Overview
This functionality enables monitoring of IPv4 or IPv6 packets according to a user-defined log expression. The expression must be defined using special symbols. Kerio Control also offers the creation and downloading of packet dumps. The packet dump saves the wanted traffic to a file that can be downloaded and opened by Wireshark.
Solution
Administration access to Kerio Control is required for making any changes here. There are 2 points that can help in identifying packet related issues:
Configuring packet logging
- In the administration interface, go to Logs > Debug.
- In the context menu, click Packet Logging.
- Type an expression (information related to expressions and related examples are below).
- Click OK.
Note: Packet logging can be canceled by removing the expression entry.
Logical Expression
Packets can be described by logical expressions following this pattern:
variable1 = value1 & variable2 = value2 | variable3 = value3
where:
variable1 ... variableN
are characteristic information about the packet (see below)&
is the logical operator and|
is the logical operator or
Interpretation of logical expressions
Expressions are parsed according to the priority of the individual operators: the &
operator is parsed before |
. If multiple conditions are connected by the same operator, the expression is parsed from left to right.
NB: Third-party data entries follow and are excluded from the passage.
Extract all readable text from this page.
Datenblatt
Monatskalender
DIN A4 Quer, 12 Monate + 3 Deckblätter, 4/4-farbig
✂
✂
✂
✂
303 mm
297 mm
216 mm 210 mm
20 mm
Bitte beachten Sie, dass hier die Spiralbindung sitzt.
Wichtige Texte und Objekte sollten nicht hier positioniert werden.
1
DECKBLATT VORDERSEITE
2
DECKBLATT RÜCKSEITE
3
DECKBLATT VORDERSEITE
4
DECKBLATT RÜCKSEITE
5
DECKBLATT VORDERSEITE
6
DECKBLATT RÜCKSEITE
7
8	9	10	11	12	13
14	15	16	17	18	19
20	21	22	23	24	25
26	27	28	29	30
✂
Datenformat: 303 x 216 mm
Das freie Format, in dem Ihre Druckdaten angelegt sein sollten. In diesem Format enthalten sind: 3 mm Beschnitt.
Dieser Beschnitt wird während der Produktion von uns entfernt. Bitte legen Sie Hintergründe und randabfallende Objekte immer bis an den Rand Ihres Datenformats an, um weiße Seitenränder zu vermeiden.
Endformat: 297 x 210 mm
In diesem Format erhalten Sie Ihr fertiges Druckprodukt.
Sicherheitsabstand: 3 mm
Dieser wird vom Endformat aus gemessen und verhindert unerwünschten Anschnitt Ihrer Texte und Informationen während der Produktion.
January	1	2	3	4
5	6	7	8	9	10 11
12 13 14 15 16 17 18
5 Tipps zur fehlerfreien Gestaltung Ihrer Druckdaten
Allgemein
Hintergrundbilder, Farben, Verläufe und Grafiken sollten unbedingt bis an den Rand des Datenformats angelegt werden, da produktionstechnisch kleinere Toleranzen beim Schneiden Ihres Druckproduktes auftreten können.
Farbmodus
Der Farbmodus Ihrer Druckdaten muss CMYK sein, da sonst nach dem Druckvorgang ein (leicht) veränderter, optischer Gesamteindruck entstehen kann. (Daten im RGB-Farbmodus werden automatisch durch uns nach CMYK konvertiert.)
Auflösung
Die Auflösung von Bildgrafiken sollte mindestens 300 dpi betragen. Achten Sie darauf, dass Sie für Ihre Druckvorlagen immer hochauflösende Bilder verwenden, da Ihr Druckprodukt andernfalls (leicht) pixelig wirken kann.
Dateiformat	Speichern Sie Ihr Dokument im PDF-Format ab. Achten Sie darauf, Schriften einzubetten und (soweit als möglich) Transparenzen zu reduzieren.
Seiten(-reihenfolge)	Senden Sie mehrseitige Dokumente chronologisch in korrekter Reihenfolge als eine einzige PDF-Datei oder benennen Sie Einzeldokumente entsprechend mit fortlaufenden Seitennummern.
If necessary, parentheses can be used to determine the priority of conditions:
variable1 = value1 & (variable2 = value2 | variable3 = value3)
Variables
The following variables can be used in logical expressions defining packets:
any - All IP packets are logged (the condition is always met). It would be meaningless to combine any option with other condition(s).
addr/ - Source or destination IP address of the packet.
saddr - Source IP address.
daddr - Destination IP address.
Define conditions for addr, saddr, daddr as follows:
Condition | Description |
---|---|
= 1.2.3.4 | IPv4 address of the host |
= 1.2.3.4/255.255.255.0 | subnet defined by the network IPv4 address and a corresponding subnet mask |
= 1.2.3.4/24 | subnet defined by the network IPv4 address and number of bits of the corresponding subnet mask |
= 1.2.3.4-1.2.3.10 | IPv4 range (inclusive) |
= 2001:abcd:1234::1 | IPv6 address of the host |
= list:"name of IP group" | IP address group |
= user:"user1,user2,[group1],user3,[group2]" | IP addresses of hosts from which the users are connected |
For IPv6 protocol, you can enter only host addresses. It is not possible to specify a subnet by the prefix and its length or by an address range.
port - A number of the source or destination port (TCP or UDP).
sport - Source port number.
dport - Destination port number.
if - Interface (in any direction).
iif - Incoming interface.
oif - Outgoing interface.
Allowed conditions:
Condition | Description |
---|---|
= "interface name" | Interface name used by Kerio Control |
= vpnclient | Any VPN client |
= vpn | Any VPN client |
= vpn:"name of VPN connection" | Name of VPN connection |
direc - Packet direction:
- = in — incoming packet
- = out — outgoing packet
tcpfl - Flags in TCP header.
Options: FIN SYN RST PSH ACK URG NONE (none) ALL (all).
Any TCP packet containing specified flags (their value is 1) meets the condition. Flags not used in the specification are ignored.
Individual flags of the tcpfl variable can be marked either by the + symbol (the flag is enabled) or by the - symbol (the flag is disabled). All conditions are flagged by default unless one of these symbols is used.
Example: The tcpfl = SYN +ACK -RST expression is met by any packet flagged by SYN and ACK that has a disabled RST flag.
Examples
This logical expression defines Microsoft Networking service packets at the Internet interface:
if = "Internet" & (port >= 137 & port <= 139 | port = 445)
This expression defines packets going out through the Internet interface and directed to the WWW server with IP address 123.32.45.67
at port 80
or 8080
:
oif = "Internet" & daddr = 123.32.45.67 & (dport = 80 | dport = 8080)
This expression defines incoming TCP packets flagged by SYN (TCP connection establishment):
direc = in & tcpfl = SYN
Creating and downloading packet dumps
- In the administration interface, go to Logs > Debug.
- In the context menu, click Packet Dump To File.
- Type an expression (SIP traffic example).
- To create the packet dump and start logging, click Start.
- Do you have enough information? If yes, then, click Stop.
- Click Download and save the file to your computer.